Les foules parlementaires présentent la plupart des caractères communs aux foules hétérogènes non anonymes.—Simplisme des opinions.—Suggestibilité et limites de cette suggestibilité.—Opinions fixes irréductibles et opinions mobiles.—Pourquoi l'indécision prédomine.—Rôle des meneurs.—Raison de leur prestige.—Ils sont les vrais maîtres d'une assemblée dont les votes ne sont ainsi que ceux d'une petite minorité.—Puissance absolue qu'ils exercent.—Les éléments de leur art oratoire.—Les mots et les images.—Nécessité psychologique pour les meneurs d'être généralement convaincus et bornés.—Impossibilité pour l'orateur sans prestige de faire admettre ses raisons.—Exagération des sentiments, bons ou mauvais, dans les assemblées.—Automatisme auquel elles arrivent à certains moments.—Les séances de la Convention.—Cas dans lesquels une assemblée perd les caractères des foules.—Influence des spécialistes dans les questions techniques.—Avantages et dangers du régime parlementaire dans tous les pays.—Il est adapté aux nécessités modernes; mais il entraîne le gaspillage des finances et la restriction progressive de toutes les libertés.—Conclusion de l'ouvrage.
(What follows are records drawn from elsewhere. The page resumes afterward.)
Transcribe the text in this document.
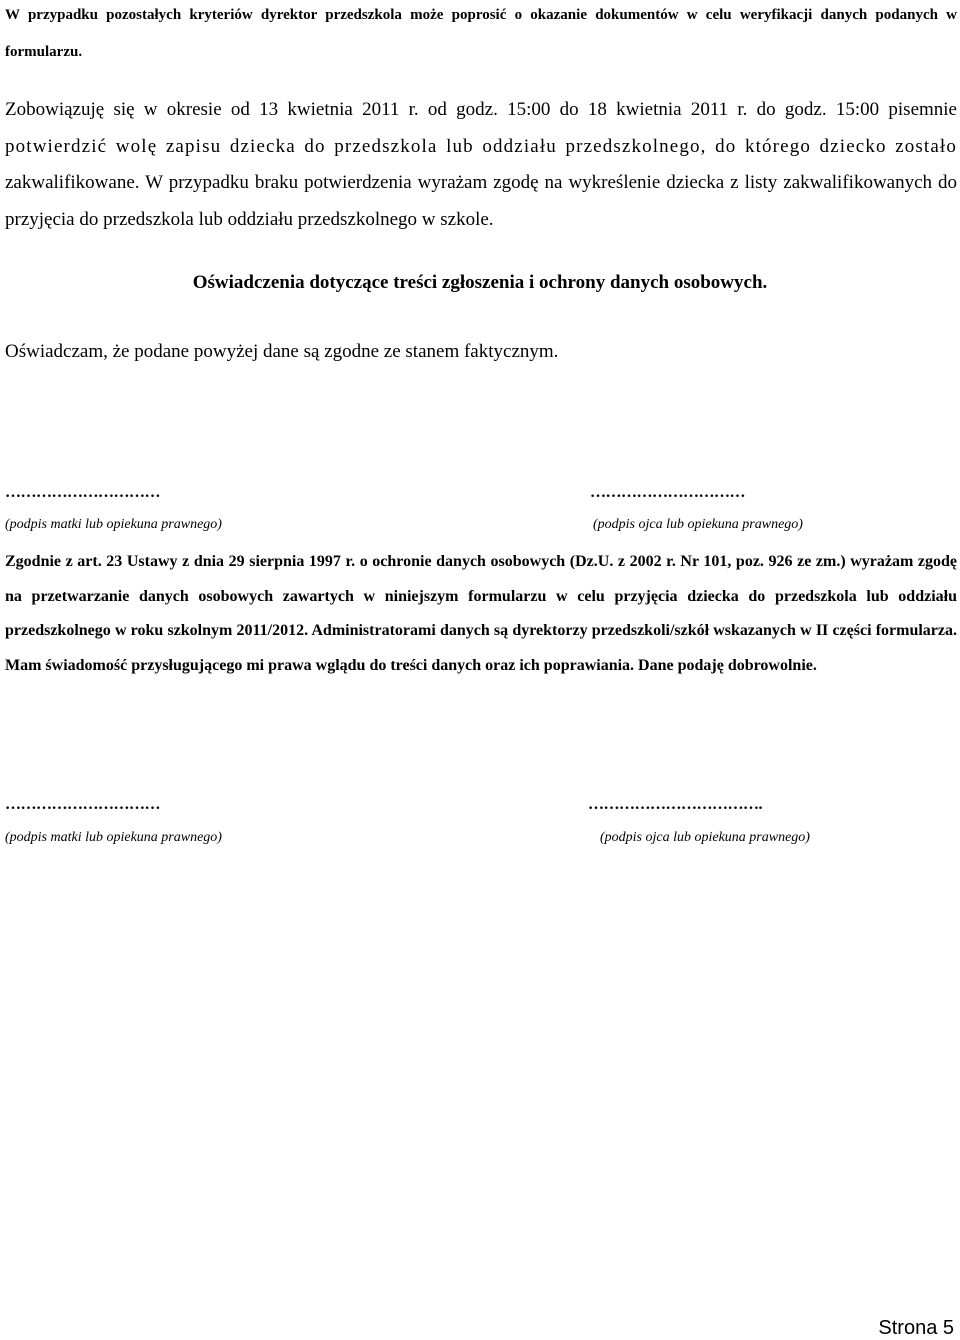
W przypadku pozostałych kryteriów dyrektor przedszkola może poprosić o okazanie dokumentów w celu weryfikacji danych podanych w formularzu.
Zobowiązuję się w okresie od 13 kwietnia 2011 r. od godz. 15:00 do 18 kwietnia 2011 r. do godz. 15:00 pisemnie potwierdzić wolę zapisu dziecka do przedszkola lub oddziału przedszkolnego, do którego dziecko zostało zakwalifikowane. W przypadku braku potwierdzenia wyrażam zgodę na wykreślenie dziecka z listy zakwalifikowanych do przyjęcia do przedszkola lub oddziału przedszkolnego w szkole.
Oświadczenia dotyczące treści zgłoszenia i ochrony danych osobowych.
Oświadczam, że podane powyżej dane są zgodne ze stanem faktycznym.
…………………………	…………………………
(podpis matki lub opiekuna prawnego)	(podpis ojca lub opiekuna prawnego)
Zgodnie z art. 23 Ustawy z dnia 29 sierpnia 1997 r. o ochronie danych osobowych (Dz.U. z 2002 r. Nr 101, poz. 926 ze zm.) wyrażam zgodę na przetwarzanie danych osobowych zawartych w niniejszym formularzu w celu przyjęcia dziecka do przedszkola lub oddziału przedszkolnego w roku szkolnym 2011/2012. Administratorami danych są dyrektorzy przedszkoli/szkół wskazanych w II części formularza. Mam świadomość przysługującego mi prawa wglądu do treści danych oraz ich poprawiania. Dane podaję dobrowolnie.
…………………………	…………………………….
(podpis matki lub opiekuna prawnego)	(podpis ojca lub opiekuna prawnego)
Strona 5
Les assemblées parlementaires représentent des foules hétérogènes non anonymes. Malgré leur recrutement, variable suivant les époques et les peuples, elles se ressemblent beaucoup par leurs caractères. L'influence de la race s'y fait sentir, pour atténuer ou exagérer, mais non pour empêcher la manifestation des caractères.
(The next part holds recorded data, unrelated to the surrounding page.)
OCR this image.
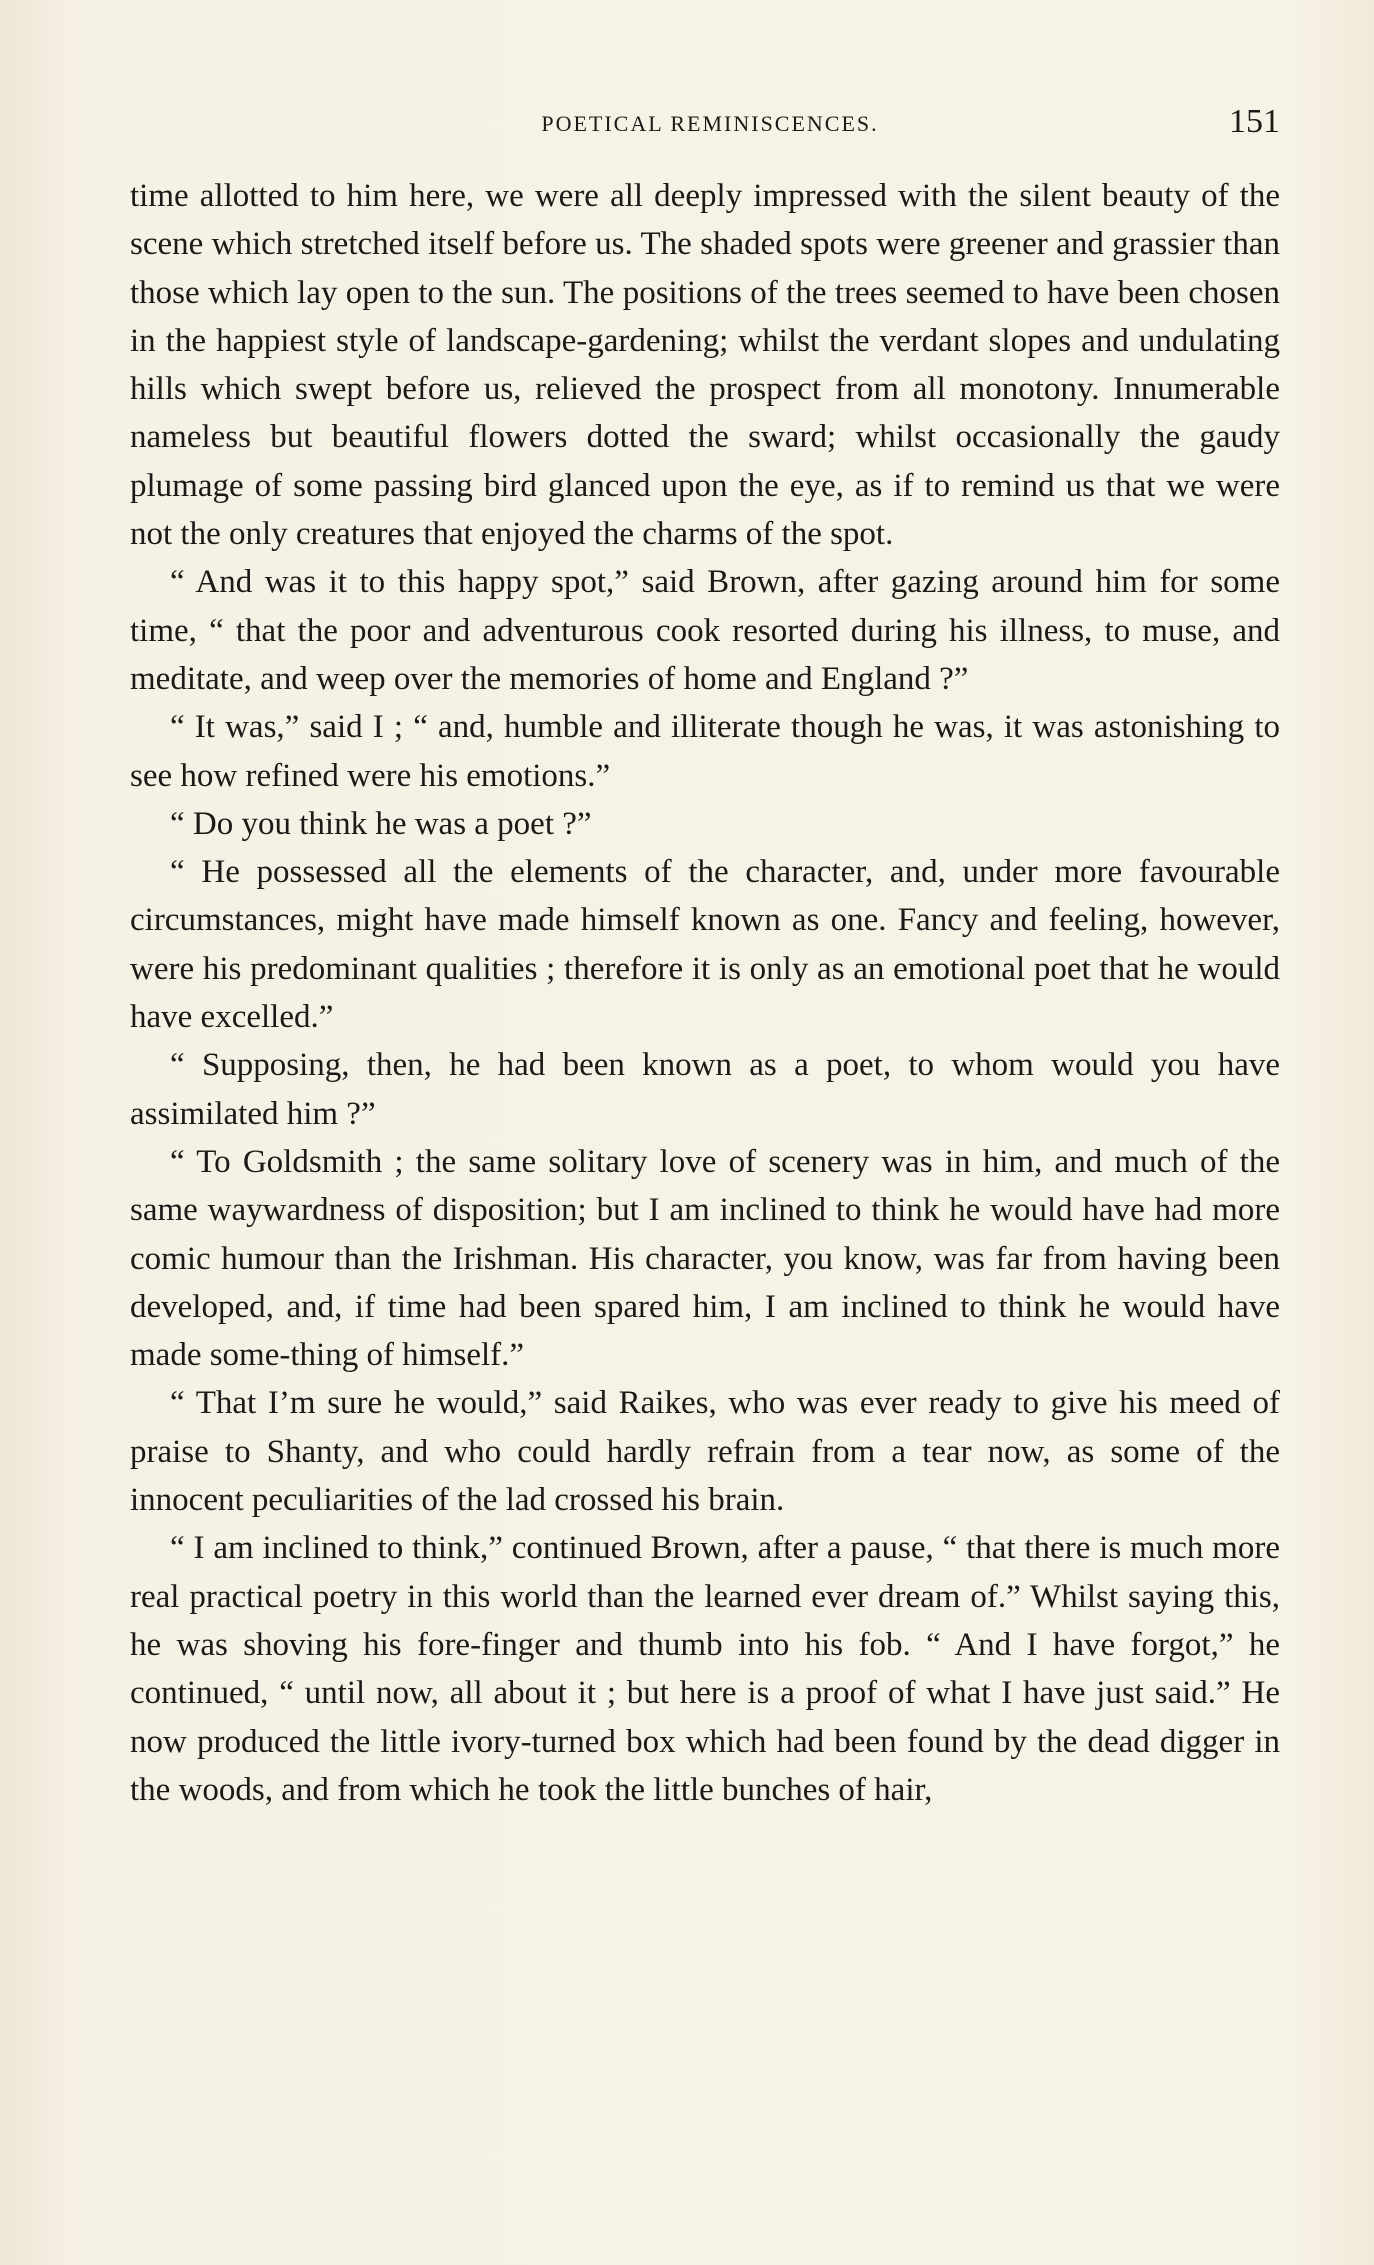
POETICAL REMINISCENCES.	151

time allotted to him here, we were all deeply impressed with the silent beauty of the scene which stretched itself before us. The shaded spots were greener and grassier than those which lay open to the sun. The positions of the trees seemed to have been chosen in the happiest style of landscape-gardening; whilst the verdant slopes and undulating hills which swept before us, relieved the prospect from all monotony. Innumerable nameless but beautiful flowers dotted the sward; whilst occasionally the gaudy plumage of some passing bird glanced upon the eye, as if to remind us that we were not the only creatures that enjoyed the charms of the spot.

“ And was it to this happy spot,” said Brown, after gazing around him for some time, “ that the poor and adventurous cook resorted during his illness, to muse, and meditate, and weep over the memories of home and England ?”

“ It was,” said I ; “ and, humble and illiterate though he was, it was astonishing to see how refined were his emotions.”

“ Do you think he was a poet ?”

“ He possessed all the elements of the character, and, under more favourable circumstances, might have made himself known as one. Fancy and feeling, however, were his predominant qualities ; therefore it is only as an emotional poet that he would have excelled.”

“ Supposing, then, he had been known as a poet, to whom would you have assimilated him ?”

“ To Goldsmith ; the same solitary love of scenery was in him, and much of the same waywardness of disposition; but I am inclined to think he would have had more comic humour than the Irishman. His character, you know, was far from having been developed, and, if time had been spared him, I am inclined to think he would have made some-thing of himself.”

“ That I’m sure he would,” said Raikes, who was ever ready to give his meed of praise to Shanty, and who could hardly refrain from a tear now, as some of the innocent peculiarities of the lad crossed his brain.

“ I am inclined to think,” continued Brown, after a pause, “ that there is much more real practical poetry in this world than the learned ever dream of.” Whilst saying this, he was shoving his fore-finger and thumb into his fob. “ And I have forgot,” he continued, “ until now, all about it ; but here is a proof of what I have just said.” He now produced the little ivory-turned box which had been found by the dead digger in the woods, and from which he took the little bunches of hair,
Les assemblées parlementaires des contrées les plus différentes, celles de Grèce, d'Italie, de Portugal, d'Espagne, de France et d'Amérique, présentent dans leurs discussions et leurs votes de grandes analogies et laissent les gouvernements aux prises avec des difficultés identiques.
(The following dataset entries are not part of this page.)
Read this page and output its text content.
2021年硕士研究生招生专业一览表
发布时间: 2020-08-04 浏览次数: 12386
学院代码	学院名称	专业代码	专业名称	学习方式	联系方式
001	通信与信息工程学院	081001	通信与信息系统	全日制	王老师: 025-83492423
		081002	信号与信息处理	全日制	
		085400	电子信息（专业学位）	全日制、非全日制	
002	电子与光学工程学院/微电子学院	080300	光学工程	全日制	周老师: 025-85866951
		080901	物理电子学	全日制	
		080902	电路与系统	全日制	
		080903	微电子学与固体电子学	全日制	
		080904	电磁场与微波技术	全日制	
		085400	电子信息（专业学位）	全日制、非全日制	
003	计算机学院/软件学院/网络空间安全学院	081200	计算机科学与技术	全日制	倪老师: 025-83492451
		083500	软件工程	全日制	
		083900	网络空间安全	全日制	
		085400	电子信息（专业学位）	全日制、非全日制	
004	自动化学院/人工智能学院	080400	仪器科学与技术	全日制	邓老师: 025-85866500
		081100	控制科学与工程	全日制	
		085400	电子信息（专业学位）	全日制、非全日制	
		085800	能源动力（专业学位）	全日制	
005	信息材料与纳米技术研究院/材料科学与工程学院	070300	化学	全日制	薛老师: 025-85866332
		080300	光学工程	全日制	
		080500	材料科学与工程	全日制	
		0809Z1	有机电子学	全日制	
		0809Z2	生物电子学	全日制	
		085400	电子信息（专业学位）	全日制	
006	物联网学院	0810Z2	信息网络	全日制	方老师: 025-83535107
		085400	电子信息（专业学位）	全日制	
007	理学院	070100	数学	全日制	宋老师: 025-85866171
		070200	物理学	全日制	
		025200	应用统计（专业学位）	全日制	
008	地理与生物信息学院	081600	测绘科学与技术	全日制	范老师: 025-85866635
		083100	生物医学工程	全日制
Le régime parlementaire représente d'ailleurs l'idéal de tous les peuples civilisés modernes. Il traduit cette idée, psychologiquement erronée mais généralement admise, que beaucoup d'hommes réunis sont bien plus capables qu'un petit nombre de prendre une décision sage et indépendante sur un sujet donné.

Nous retrouvons dans les assemblées parlementaires les caractéristiques générales des foules: le simplisme des idées, l'irritabilité, la suggestibilité, l'exagération des sentiments, l'influence prépondérante des meneurs. Mais, en raison de leur composition spéciale, les foules parlementaires présentent quelques différences que nous indiquerons bientôt.

Le simplisme des opinions est une de leurs caractéristiques les plus importantes. On y rencontre dans tous les partis, chez les peuples latins surtout, une tendance invariable à résoudre les problèmes sociaux les plus compliqués par les principes abstraits les plus simples, et par des lois générales applicables à tous les cas. Les principes varient naturellement avec chaque parti; mais, par le fait seul que les individus sont en foule, ils tendent toujours à exagérer la valeur de ces principes et à les pousser jusqu'à leurs dernières conséquences. Aussi ce que les parlements représentent surtout, ce sont des opinions extrêmes.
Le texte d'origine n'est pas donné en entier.